One of the many things blindness makes me forget is that I still have to put my eyes somewhere. Daydreaming or listening to the music or conversations around me, I don't lend enough attention to where I may have placed my gaze for the past five or ten minutes. When in public, I would be wise to screw my eyes to the table or floor, but I forget they're casting about, saying things like, “Hello there,” or, “Hey, don't I know you?” Or any number of accidental messages. Because I may not recognize what's across the room, wherever I've locked my cattle stare, sometimes I inadvertently enter a staring contest with strangers who, unaware of my blindness, peg me for either an apprenticing hypnotist, a vacant psychopath, or, worse, a poorly socialized lech.

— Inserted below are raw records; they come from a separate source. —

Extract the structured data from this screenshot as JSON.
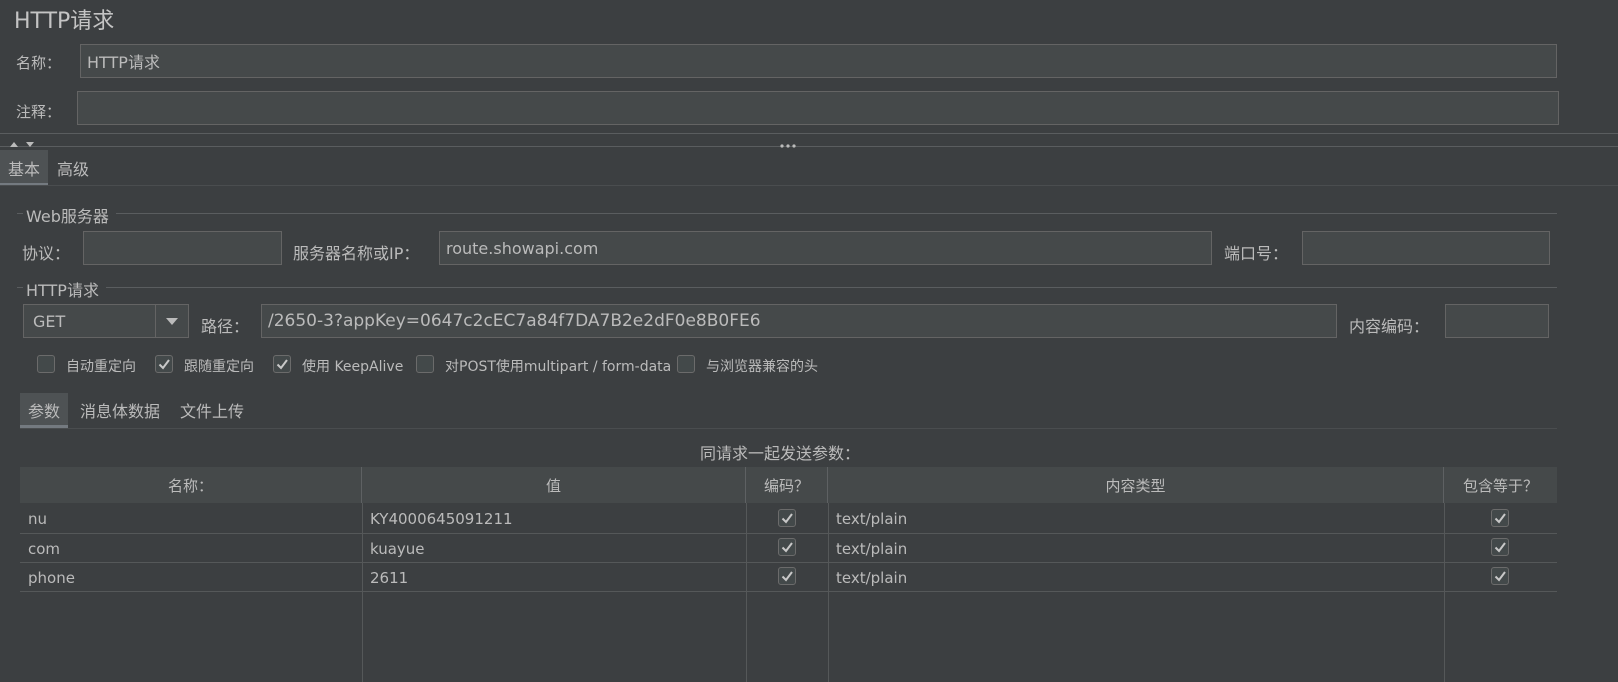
{
  "title": "HTTP请求",
  "name_label": "名称：",
  "name_value": "HTTP请求",
  "comment_label": "注释：",
  "comment_value": "",
  "tabs": [
    {
      "label": "基本"
    },
    {
      "label": "高级"
    }
  ],
  "web_server": {
    "legend": "Web服务器",
    "protocol_label": "协议：",
    "protocol_value": "",
    "server_label": "服务器名称或IP：",
    "server_value": "route.showapi.com",
    "port_label": "端口号：",
    "port_value": ""
  },
  "http_request": {
    "legend": "HTTP请求",
    "method": "GET",
    "path_label": "路径：",
    "path_value": "/2650-3?appKey=0647c2cEC7a84f7DA7B2e2dF0e8B0FE6",
    "encoding_label": "内容编码：",
    "encoding_value": "",
    "options": [
      {
        "label": "自动重定向",
        "checked": false
      },
      {
        "label": "跟随重定向",
        "checked": true
      },
      {
        "label": "使用 KeepAlive",
        "checked": true
      },
      {
        "label": "对POST使用multipart / form-data",
        "checked": false
      },
      {
        "label": "与浏览器兼容的头",
        "checked": false
      }
    ]
  },
  "sub_tabs": [
    {
      "label": "参数"
    },
    {
      "label": "消息体数据"
    },
    {
      "label": "文件上传"
    }
  ],
  "params": {
    "caption": "同请求一起发送参数：",
    "columns": [
      "名称：",
      "值",
      "编码？",
      "内容类型",
      "包含等于？"
    ],
    "rows": [
      {
        "name": "nu",
        "value": "KY4000645091211",
        "encode": true,
        "content_type": "text/plain",
        "include_equals": true
      },
      {
        "name": "com",
        "value": "kuayue",
        "encode": true,
        "content_type": "text/plain",
        "include_equals": true
      },
      {
        "name": "phone",
        "value": "2611",
        "encode": true,
        "content_type": "text/plain",
        "include_equals": true
      }
    ]
  }
}
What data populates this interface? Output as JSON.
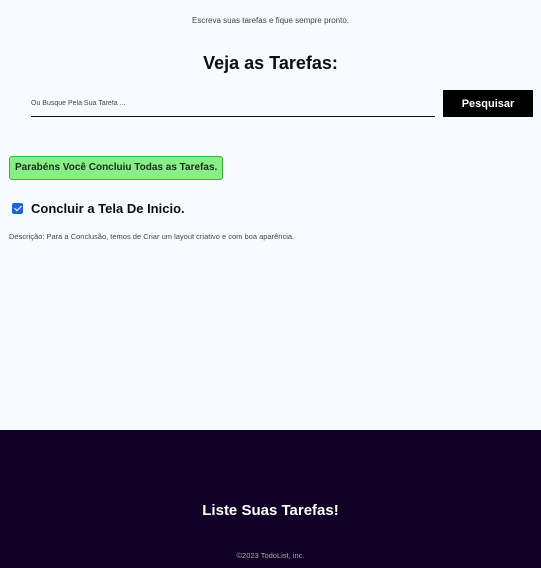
{
  "header": {
    "tagline": "Escreva suas tarefas e fique sempre pronto.",
    "title": "Veja as Tarefas:"
  },
  "search": {
    "placeholder": "Ou Busque Pela Sua Tarefa ...",
    "value": "",
    "button_label": "Pesquisar"
  },
  "status": {
    "banner_text": "Parabéns Você Concluiu Todas as Tarefas.",
    "banner_color": "#86f086"
  },
  "tasks": [
    {
      "title": "Concluir a Tela De Inicio.",
      "checked": true,
      "description": "Descrição: Para a Conclusão, temos de Criar um layout criativo e com boa aparência."
    }
  ],
  "footer": {
    "title": "Liste Suas Tarefas!",
    "copyright": "©2023 TodoList, inc.",
    "background_color": "#100025"
  }
}
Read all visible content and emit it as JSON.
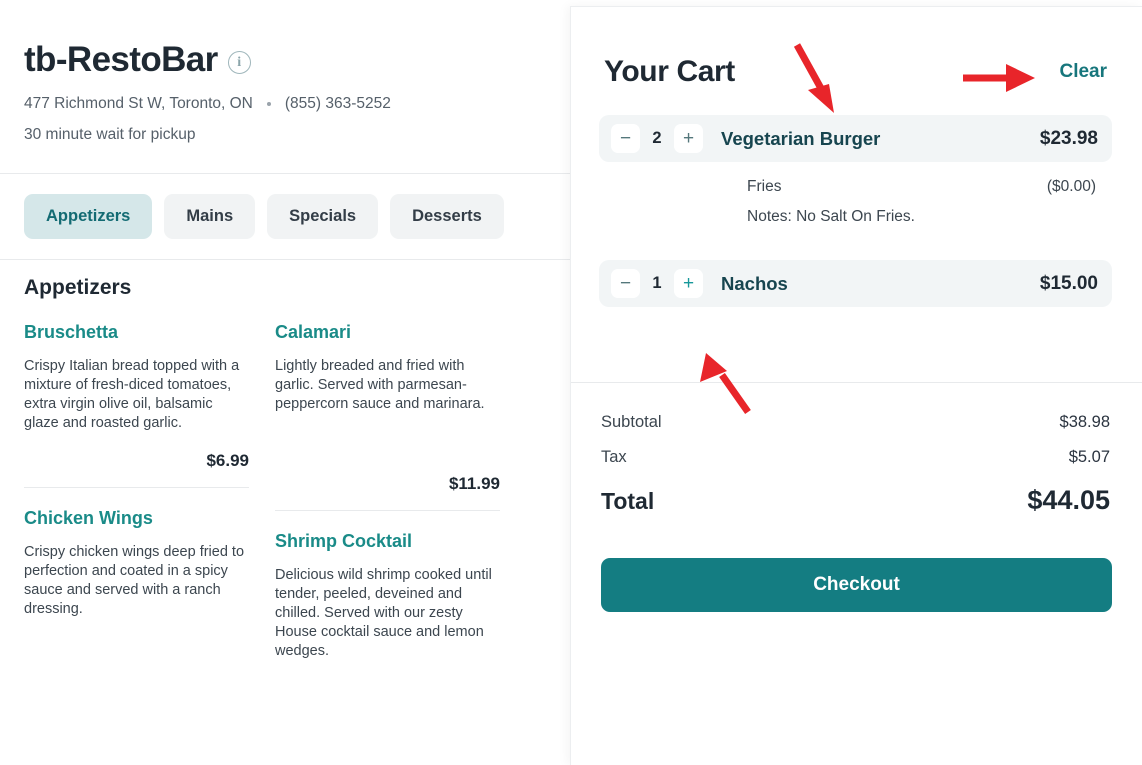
{
  "restaurant": {
    "name": "tb-RestoBar",
    "info_icon": "info-circle-icon",
    "address": "477 Richmond St W, Toronto, ON",
    "phone": "(855) 363-5252",
    "wait": "30 minute wait for pickup"
  },
  "tabs": [
    {
      "label": "Appetizers",
      "active": true
    },
    {
      "label": "Mains",
      "active": false
    },
    {
      "label": "Specials",
      "active": false
    },
    {
      "label": "Desserts",
      "active": false
    }
  ],
  "menu": {
    "section_title": "Appetizers",
    "items": [
      {
        "name": "Bruschetta",
        "desc": "Crispy Italian bread topped with a mixture of fresh-diced tomatoes, extra virgin olive oil, balsamic glaze and roasted garlic.",
        "price": "$6.99"
      },
      {
        "name": "Calamari",
        "desc": "Lightly breaded and fried with garlic. Served with parmesan-peppercorn sauce and marinara.",
        "price": "$11.99"
      },
      {
        "name": "Chicken Wings",
        "desc": "Crispy chicken wings deep fried to perfection and coated in a spicy sauce and served with a ranch dressing.",
        "price": ""
      },
      {
        "name": "Shrimp Cocktail",
        "desc": "Delicious wild shrimp cooked until tender, peeled, deveined and chilled. Served with our zesty House cocktail sauce and lemon wedges.",
        "price": ""
      }
    ]
  },
  "cart": {
    "title": "Your Cart",
    "clear_label": "Clear",
    "minus_label": "−",
    "plus_label": "+",
    "items": [
      {
        "qty": "2",
        "name": "Vegetarian Burger",
        "price": "$23.98",
        "option_label": "Fries",
        "option_price": "($0.00)",
        "notes": "Notes: No Salt On Fries."
      },
      {
        "qty": "1",
        "name": "Nachos",
        "price": "$15.00"
      }
    ],
    "subtotal_label": "Subtotal",
    "subtotal_value": "$38.98",
    "tax_label": "Tax",
    "tax_value": "$5.07",
    "total_label": "Total",
    "total_value": "$44.05",
    "checkout_label": "Checkout"
  },
  "colors": {
    "teal": "#147d82",
    "teal_link": "#17767c",
    "item_teal": "#1a8b88",
    "cart_name": "#17454f",
    "tab_active_bg": "#d5e7e9",
    "annotation_red": "#e8252a"
  }
}
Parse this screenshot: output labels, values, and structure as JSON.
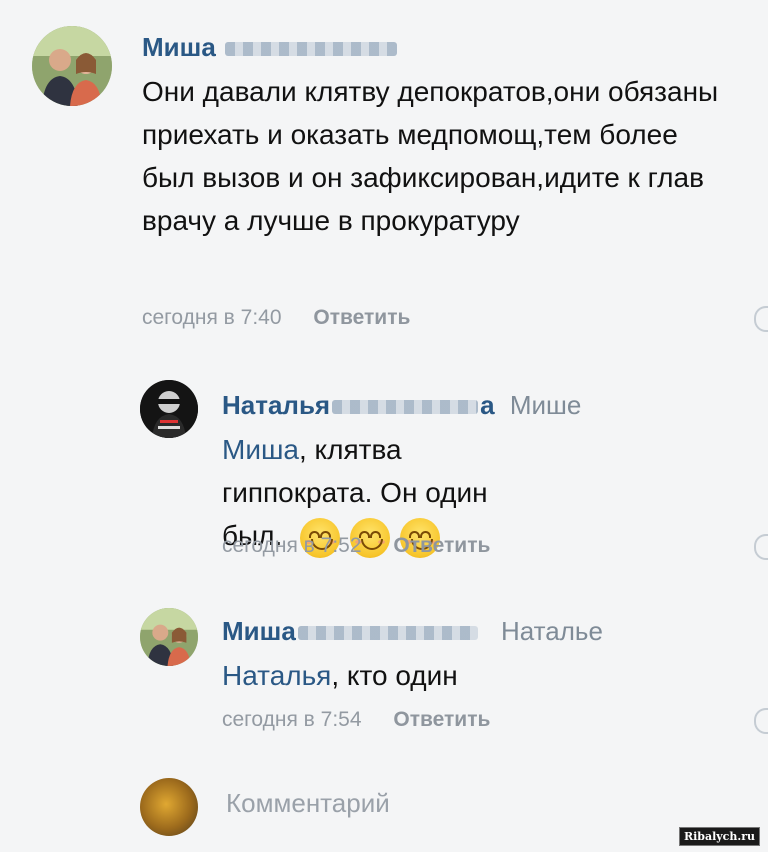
{
  "comments": [
    {
      "author": "Миша",
      "reply_to": "",
      "mention": "",
      "text": "Они давали клятву депократов,они обязаны приехать и оказать медпомощ,тем более был вызов и он зафиксирован,идите к глав врачу а лучше в прокуратуру",
      "time": "сегодня в 7:40",
      "reply_label": "Ответить"
    },
    {
      "author": "Наталья",
      "author_suffix": "а",
      "reply_to": "Мише",
      "mention": "Миша",
      "text": ", клятва гиппократа. Он один был.",
      "time": "сегодня в 7:52",
      "reply_label": "Ответить"
    },
    {
      "author": "Миша",
      "reply_to": "Наталье",
      "mention": "Наталья",
      "text": ", кто один",
      "time": "сегодня в 7:54",
      "reply_label": "Ответить"
    }
  ],
  "emojis": [
    "smiling-face-icon",
    "smiling-face-icon",
    "smiling-face-icon"
  ],
  "composer": {
    "placeholder": "Комментарий"
  },
  "watermark": "Ribalych.ru",
  "colors": {
    "link": "#2a5885",
    "meta": "#939aa2",
    "background": "#f4f5f6"
  }
}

I knew I'd goofed up when I heard footsteps march towards me, high-heeled steps clicking louder and louder as they approached. The confident stride didn't alarm me so much as the halting sound, a brief, accusatory silence that parked beside my table. The shadowy blur of a woman
wanted to know what I thought I was staring at. So did I. It took me a few beats to manage a guess.
“Uh, nothing? I was just looking at, well, no, nothing, really.”
“Well, I don't know what's fascinating you so much,” she said, “but, if you don't mind, my friend and I over there would appreciate it if you'd stop staring at us and our, uh, nothing. Frankly, it's fucking creepy.”
Saying that I saw “nothing” was untrue. I could have sworn, from across the room, that the profile of her head had been a poster. A poster of a beer mug. I didn't think that would please her, so I kept it to myself.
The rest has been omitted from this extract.